With her body arced backwards like the crescent moon, with her hair flowing freely about her, its silver glow cutting through the darkness, she pointed Lunacogita at her enemies.

Before the earth and oceans, formed by chance,

Before the moon’s glow pierced the empty night,

All raged within a formless, dark expanse,

And all shall be once more by Wirsay’s might!

At once, the debris that rapidly orbited Luci was released. They howled through the sky and crashed into the street where she pointed. A patch of the Shanties vanished in a cloud of debris and carnage, pelted by meteor after meteor after meteor.

Luci laughed at the destruction. It was so easy, so absurd. So right.

This was her. This was what she could do when she was finally freed, and it felt so good to release all the tension that had been bearing her down for years.

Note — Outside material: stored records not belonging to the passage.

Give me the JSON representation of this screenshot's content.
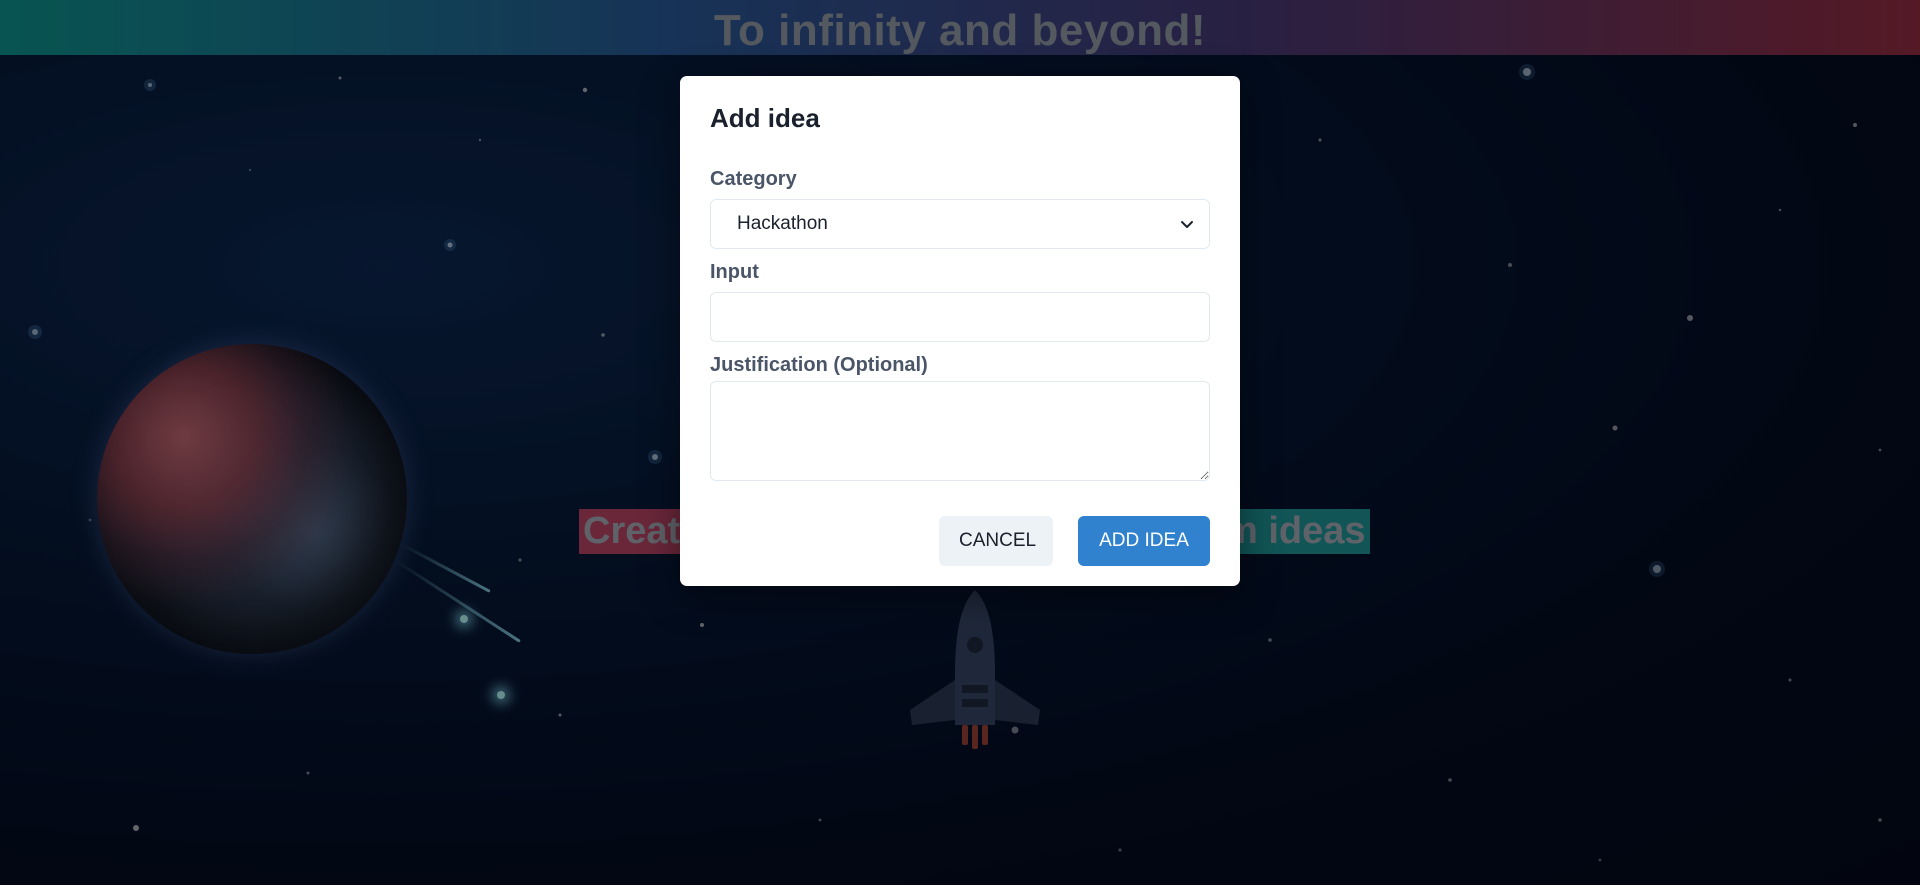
{
  "header": {
    "title": "To infinity and beyond!"
  },
  "tagline": {
    "left_visible": "Create",
    "right_visible": "m ideas"
  },
  "modal": {
    "title": "Add idea",
    "category": {
      "label": "Category",
      "selected": "Hackathon"
    },
    "input": {
      "label": "Input",
      "value": ""
    },
    "justification": {
      "label": "Justification (Optional)",
      "value": ""
    },
    "buttons": {
      "cancel": "CANCEL",
      "add": "ADD IDEA"
    }
  },
  "colors": {
    "header_gradient_start": "#0f9a95",
    "header_gradient_end": "#9b2f44",
    "primary_button": "#3182ce",
    "secondary_button": "#edf2f7",
    "tag_left": "#c1486b",
    "tag_right": "#1f9c9e"
  },
  "icons": {
    "select": "chevron-down-icon",
    "textarea": "resize-handle-icon"
  }
}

Then her body stiffened. With a gasp, the rivers of enma that had been pouring from her soul cut off like a faucet. The world slipped out of her grasp. Enma fatigue had finally caught up with her. She lost her connection with Lunacogita, and now it was just a lump of glowing metal in her hands. It was heavy. She dropped it, and she fell with it.

Her mind was hazy. Fatigue was taking her. She could barely stay conscious as she plummeted towards the earth. She was heavy. Way too heavy. She’d used more enma than ever in her life and she couldn’t offset it any longer with whatever power she’d tapped into earlier. Vaguely, she realised that the fall would kill her.

Despite knowing this, Luci smiled on her way down. For the first time in her life, she’d let go. She’d been free. Too bad freedom was such a fleeting thing. The world would always catch up to you one day. Still, it was good while it lasted.

When she landed, the ground trembled.